New Street was once dominated by the Gothic stylings of Barry and Pugin. Chris Upton looks at one of the finest buildings we ever had.
The history of Birmingham is littered with lost buildings. Even the most cursory of lists would encompass the Church of the Messiah, the Old Reference Library, the Exchange and the original New Street Station.
But one building stands head and shoulders above them all, if not in height, then in the reputation of its architect and beauty of its interior. The former King Edward’s School building dominated the lower part of New Street for 100 years, and still lives in the memory of Old Edwardians even today.
A new exhibition currently running at King Edward’s in Edgbaston draws on all those fond memories, together with photographs and documents from the rich archives of the school, to present the story of the New Street premises and the move out to the leafy suburbs in the 1930s.

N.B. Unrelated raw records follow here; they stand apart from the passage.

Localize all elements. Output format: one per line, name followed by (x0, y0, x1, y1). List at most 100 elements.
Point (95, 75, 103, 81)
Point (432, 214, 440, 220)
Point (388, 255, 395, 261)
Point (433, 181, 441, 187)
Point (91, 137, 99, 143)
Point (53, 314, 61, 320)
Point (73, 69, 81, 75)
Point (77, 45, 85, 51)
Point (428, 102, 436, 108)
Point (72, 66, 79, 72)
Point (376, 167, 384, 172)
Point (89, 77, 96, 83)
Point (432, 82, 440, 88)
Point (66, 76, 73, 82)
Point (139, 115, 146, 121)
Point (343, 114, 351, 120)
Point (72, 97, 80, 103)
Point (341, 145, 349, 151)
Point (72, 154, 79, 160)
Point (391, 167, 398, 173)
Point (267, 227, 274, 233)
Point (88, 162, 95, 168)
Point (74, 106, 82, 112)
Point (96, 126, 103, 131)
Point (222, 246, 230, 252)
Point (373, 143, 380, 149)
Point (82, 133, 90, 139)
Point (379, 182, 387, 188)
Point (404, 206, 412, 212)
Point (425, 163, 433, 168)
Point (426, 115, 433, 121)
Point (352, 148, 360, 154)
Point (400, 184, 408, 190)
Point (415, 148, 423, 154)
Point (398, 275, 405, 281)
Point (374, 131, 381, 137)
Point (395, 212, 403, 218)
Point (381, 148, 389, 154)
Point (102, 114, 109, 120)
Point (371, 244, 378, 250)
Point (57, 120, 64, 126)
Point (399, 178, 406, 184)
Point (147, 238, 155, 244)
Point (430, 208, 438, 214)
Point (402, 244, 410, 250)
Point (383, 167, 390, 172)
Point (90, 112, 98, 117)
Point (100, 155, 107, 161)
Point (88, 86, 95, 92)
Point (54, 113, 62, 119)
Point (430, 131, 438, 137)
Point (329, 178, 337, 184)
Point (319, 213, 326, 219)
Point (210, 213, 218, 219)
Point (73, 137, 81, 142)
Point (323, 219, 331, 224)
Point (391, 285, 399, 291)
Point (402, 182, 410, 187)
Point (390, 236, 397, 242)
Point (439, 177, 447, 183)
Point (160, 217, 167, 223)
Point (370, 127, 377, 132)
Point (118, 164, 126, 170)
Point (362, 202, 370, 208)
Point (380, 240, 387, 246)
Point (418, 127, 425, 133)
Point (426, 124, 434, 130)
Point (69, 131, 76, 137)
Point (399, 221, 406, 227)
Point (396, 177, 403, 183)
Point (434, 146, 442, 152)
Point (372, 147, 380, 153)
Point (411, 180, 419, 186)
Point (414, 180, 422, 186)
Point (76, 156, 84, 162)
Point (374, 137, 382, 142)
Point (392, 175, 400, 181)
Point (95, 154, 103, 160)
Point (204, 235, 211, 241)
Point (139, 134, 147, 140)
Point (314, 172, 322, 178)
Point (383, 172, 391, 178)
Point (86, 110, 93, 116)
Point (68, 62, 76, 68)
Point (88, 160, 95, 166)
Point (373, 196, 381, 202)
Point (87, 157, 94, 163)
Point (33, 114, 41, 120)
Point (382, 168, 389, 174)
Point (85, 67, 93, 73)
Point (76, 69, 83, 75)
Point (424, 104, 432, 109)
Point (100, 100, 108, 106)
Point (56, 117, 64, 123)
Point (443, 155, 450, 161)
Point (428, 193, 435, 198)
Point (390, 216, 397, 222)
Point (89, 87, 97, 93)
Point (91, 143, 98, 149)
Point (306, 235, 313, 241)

Although the exhibition is temporary, the school hopes to keep many of the elements of it for the longer term.
King Edward’s had been a fixture on New Street from the time the school was first founded in the middle of the 16th century, changing its overcoat from a Tudor hall to an early 18th-century one as the years passed.
By the 1820s, however, even that most recent rebuilding was showing its age, and the ravages of Birmingham’s industrial air. A local architect declared its life expectancy to be about seven years. It was time to rebuild yet again.
The governors of King Edward’s had rather more to spend on school building than the councillors of Sandwell. They considered even a move to a new site, but resistance from the town put a stop to that idea, at least in the 19th century. The Birmingham Free Grammar School Act, squeezed through Parliament, sanctioned borrowing and expenditure of £30,000 on a new school on the ancient site, and so the planning began in 1833.
The architect selected for the new building was Charles Barry, who had recently competed for, and lost, the commission for Birmingham Town Hall. At one end of New Street, then, Barry was able to demonstrate what the town had turned down at the other end. It was to be, not the tried-and-trusted classical temple, but a building in the new Neo-Gothic style.
And in choosing something in the late Gothic idiom, Barry was cleverly pointing backwards to the school’s Tudor origins, when Perpendicular Gothic ruled the roost.
Barry’s design organised King Edward’s around two inner courtyards. At one end of the frontage stood the headmaster’s house, and at the other the house of the second master, their bay windows affording lofty views over New Street. Between the two, on the first floor, lay the schoolroom itself (known as Big School) and the library, linked by a traceried “upper corridor”.